I think you are better off reflavoring things, without actually getting rid of any mechanics.
Right, I guess I should have said - I don't do 4e. I guess from a mechanics perspective, this should go in Previous Editions General?

However, your points about the way spells are stored are excellent. I had considered some sort of runes as a replacement for scrolls. Some of those ideas could work really well as alternative magic items, say.

Obviously, regardless of edition, this would hurt fighter-types who would be limited in their choice of armour and weapons. Removing currency could also have unforseen repurcussions. Crafting would have to be rehashed, magic items wouldn't be easily available, and classes like the rogue might miss out.

Dark Sun is a good idea though. I did read a bit about it a while back so I may check it out again. 
I thought about a similar campaign setting, although my version used tribal peoples being invaded by a new migration of more technologically (magically) advanced race (think colonisation of the new world by Europeans).

Thus characters would start out having to survive in a primative world, but once they had met/come into conflict with the more advanced race/s they could get better gear, new skills (or reroll characters from those races if it was appropriate).

In my world there had also been a powerful ancient technological (magical) race, so the characters had ruins to explore and the possibility of aquiring ancient gear/magic that was on par/better than the gear of the invading race.

The main appeal of this setting for me was limiting the initial character choices, which I thought was awesome, but in the end the game never happened because the players wanted to play classes that weren't available. But if you sell the world well enough (that is focus on what players CAN be and do, rather than what they CAN'T be or do) then I think it would be a facinating setting with a dark survival feel to it.

Edit: Also stress that times are changing, that this is the end of the world as we know it. New fangled metal crafting is giving Blah the warlord an advantage. The ancient and peaceful magical races (Elves, Eladrin, Gnomes) are abanding this darkening world for the mystical forests of the feywilds.

Are the characters a force that will keep the old ways? Or will they forge a bright new future? Or will the future they strive for, be crushed by the forces of darkness that have attained new and terrible powers? ...
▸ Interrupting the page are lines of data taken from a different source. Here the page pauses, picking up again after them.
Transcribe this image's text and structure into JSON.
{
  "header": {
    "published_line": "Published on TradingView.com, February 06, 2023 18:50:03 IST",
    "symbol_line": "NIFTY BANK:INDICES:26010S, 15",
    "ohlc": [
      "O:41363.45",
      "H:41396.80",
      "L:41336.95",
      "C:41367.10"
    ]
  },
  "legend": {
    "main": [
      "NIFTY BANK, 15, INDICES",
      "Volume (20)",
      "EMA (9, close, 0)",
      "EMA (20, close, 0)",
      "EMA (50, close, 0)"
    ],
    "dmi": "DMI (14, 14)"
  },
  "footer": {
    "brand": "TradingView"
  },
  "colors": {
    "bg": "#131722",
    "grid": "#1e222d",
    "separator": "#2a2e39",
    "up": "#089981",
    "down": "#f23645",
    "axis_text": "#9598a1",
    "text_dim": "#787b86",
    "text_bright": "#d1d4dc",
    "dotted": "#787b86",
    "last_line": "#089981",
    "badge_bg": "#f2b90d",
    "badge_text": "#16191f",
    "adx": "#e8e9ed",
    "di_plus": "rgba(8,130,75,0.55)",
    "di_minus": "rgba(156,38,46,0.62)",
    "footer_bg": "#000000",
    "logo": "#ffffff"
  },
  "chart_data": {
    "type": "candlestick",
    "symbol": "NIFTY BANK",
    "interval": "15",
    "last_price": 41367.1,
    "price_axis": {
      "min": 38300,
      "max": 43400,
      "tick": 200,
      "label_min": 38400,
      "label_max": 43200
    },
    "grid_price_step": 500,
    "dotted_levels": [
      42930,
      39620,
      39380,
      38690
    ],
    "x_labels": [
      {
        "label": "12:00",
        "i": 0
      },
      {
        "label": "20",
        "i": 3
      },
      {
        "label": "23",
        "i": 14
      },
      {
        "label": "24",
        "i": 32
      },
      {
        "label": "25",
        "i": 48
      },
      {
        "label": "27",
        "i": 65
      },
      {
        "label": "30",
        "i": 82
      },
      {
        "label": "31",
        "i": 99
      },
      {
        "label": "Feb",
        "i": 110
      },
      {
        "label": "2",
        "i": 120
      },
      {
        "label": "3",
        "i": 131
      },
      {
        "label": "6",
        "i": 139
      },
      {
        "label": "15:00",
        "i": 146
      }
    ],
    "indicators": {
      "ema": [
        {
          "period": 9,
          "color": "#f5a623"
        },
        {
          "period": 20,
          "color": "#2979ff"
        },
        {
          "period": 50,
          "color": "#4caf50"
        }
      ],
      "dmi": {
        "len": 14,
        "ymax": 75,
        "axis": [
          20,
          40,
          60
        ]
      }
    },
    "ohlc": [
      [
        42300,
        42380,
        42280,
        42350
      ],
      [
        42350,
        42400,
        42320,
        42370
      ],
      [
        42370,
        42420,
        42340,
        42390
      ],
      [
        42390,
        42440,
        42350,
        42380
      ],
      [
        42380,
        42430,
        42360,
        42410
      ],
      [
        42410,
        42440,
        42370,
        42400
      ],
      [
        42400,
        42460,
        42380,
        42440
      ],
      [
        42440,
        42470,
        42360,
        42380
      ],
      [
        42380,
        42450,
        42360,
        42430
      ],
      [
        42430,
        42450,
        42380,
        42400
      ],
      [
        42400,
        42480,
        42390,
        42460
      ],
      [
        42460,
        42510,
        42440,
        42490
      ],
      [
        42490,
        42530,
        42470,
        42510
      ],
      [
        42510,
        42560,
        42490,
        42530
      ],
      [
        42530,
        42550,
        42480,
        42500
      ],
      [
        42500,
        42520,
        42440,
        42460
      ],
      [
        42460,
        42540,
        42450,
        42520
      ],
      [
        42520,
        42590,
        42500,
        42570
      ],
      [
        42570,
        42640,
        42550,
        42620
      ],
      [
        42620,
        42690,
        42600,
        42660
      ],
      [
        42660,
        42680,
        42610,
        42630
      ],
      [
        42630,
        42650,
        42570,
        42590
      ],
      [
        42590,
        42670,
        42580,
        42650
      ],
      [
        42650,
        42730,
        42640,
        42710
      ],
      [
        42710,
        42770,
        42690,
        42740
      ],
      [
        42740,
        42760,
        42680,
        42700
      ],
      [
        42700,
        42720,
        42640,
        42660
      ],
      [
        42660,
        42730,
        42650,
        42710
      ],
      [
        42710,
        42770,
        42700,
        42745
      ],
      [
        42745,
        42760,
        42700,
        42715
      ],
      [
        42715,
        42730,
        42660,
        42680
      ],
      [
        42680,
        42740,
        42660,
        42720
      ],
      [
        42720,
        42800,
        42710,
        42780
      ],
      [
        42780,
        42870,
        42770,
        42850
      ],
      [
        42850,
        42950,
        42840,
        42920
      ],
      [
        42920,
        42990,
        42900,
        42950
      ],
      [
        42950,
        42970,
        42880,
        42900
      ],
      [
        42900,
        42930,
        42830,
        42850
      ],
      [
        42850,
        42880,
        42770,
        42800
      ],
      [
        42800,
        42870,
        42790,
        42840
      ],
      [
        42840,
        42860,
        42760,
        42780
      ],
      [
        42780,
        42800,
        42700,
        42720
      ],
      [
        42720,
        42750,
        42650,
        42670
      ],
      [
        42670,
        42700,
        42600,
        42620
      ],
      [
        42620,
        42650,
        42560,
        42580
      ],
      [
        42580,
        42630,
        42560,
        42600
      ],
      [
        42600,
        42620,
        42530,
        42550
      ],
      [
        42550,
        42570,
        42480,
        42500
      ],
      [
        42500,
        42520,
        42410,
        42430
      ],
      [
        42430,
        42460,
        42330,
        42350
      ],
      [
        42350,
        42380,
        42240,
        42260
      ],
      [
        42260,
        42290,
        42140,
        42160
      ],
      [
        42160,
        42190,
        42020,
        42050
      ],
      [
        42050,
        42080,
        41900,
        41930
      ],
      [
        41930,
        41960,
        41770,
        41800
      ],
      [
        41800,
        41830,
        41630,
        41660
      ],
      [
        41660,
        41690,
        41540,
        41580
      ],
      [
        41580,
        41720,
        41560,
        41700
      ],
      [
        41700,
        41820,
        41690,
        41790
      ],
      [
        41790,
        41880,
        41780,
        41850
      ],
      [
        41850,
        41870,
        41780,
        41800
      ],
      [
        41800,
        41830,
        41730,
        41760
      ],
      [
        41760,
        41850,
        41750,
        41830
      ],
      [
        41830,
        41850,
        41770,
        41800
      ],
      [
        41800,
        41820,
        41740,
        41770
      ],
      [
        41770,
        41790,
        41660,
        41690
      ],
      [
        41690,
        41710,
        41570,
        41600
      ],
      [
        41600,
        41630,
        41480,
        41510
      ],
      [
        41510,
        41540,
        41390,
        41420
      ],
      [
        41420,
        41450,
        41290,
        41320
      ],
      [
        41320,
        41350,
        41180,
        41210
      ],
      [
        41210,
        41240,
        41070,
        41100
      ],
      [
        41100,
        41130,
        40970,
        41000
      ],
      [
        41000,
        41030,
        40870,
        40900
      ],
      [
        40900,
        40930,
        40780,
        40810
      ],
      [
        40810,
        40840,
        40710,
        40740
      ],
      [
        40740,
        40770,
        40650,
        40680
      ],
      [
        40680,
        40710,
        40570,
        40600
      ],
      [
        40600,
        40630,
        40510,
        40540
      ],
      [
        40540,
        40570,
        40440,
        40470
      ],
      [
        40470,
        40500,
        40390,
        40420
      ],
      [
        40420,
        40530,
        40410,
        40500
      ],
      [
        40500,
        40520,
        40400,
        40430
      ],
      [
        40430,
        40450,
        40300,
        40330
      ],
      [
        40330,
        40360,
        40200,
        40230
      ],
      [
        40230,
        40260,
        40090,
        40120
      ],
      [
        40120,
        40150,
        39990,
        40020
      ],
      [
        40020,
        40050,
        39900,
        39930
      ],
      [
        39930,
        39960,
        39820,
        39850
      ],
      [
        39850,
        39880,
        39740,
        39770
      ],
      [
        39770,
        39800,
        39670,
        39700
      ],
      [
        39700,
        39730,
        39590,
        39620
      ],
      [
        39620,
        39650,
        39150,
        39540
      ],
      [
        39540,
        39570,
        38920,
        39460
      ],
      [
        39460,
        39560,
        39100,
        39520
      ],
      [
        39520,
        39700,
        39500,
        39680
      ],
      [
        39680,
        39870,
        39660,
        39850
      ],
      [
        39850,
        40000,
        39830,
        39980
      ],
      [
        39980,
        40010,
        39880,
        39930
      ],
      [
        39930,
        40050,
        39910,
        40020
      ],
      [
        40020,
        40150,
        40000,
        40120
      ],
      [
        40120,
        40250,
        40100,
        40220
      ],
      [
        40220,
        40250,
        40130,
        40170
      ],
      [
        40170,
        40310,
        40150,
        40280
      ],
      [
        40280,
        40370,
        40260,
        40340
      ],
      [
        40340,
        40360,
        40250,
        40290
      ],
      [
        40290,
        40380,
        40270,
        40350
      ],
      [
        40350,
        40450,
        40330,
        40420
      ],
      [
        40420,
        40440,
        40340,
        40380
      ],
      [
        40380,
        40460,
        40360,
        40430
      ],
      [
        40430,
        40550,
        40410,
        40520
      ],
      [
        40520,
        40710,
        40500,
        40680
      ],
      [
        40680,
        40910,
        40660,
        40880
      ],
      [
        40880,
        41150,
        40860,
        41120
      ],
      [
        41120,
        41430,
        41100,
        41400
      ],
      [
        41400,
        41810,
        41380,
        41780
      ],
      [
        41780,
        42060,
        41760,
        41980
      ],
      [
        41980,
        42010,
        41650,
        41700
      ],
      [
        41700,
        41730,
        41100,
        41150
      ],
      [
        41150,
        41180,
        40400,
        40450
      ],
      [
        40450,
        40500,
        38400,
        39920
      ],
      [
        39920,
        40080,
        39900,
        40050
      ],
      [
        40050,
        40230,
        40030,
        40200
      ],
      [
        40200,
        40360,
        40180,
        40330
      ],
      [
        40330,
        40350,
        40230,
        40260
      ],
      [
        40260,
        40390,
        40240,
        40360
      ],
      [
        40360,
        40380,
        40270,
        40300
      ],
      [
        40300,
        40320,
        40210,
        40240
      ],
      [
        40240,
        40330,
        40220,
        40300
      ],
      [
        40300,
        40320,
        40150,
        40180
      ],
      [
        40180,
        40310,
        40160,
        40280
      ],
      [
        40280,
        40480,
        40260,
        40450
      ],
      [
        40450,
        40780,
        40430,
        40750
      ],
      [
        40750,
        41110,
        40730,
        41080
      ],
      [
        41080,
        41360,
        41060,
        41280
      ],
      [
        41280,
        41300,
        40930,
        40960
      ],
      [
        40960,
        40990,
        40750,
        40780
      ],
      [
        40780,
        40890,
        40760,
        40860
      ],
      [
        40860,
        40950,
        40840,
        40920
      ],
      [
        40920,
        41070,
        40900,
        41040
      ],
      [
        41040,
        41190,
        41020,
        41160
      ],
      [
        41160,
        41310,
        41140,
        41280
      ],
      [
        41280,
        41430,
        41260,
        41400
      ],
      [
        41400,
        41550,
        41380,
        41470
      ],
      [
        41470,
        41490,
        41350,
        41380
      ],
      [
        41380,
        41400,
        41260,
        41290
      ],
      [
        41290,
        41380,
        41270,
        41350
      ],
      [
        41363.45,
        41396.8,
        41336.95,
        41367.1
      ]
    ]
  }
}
My 2 cents. Good luck with your game
Sounds interesting.

I think I have the old (2nd Ed, I think) Maztica pdf, which is much more of a jungle theme but is interesting since they use obsidian, bone, stone etc instead of metal.

The idea of relics left over by an ancient civilisation is a good one because (whilst perhaps a little over-used) it does provide access for people to get more traditional gear (even if it's just metal weapons and so forth).

I think your point about not upsetting players is a good one, though. To my mind, disallowing all these things is more about adding a gritty difficulty to the game, which is appealing, rather than restricting options, which is not.

One issue I did have was crafting, though. I'm not sure whether crafting magic items should be allowed, since it would provide easy access to stuff which wouldn't otherwise be easily available to be bought or whatever.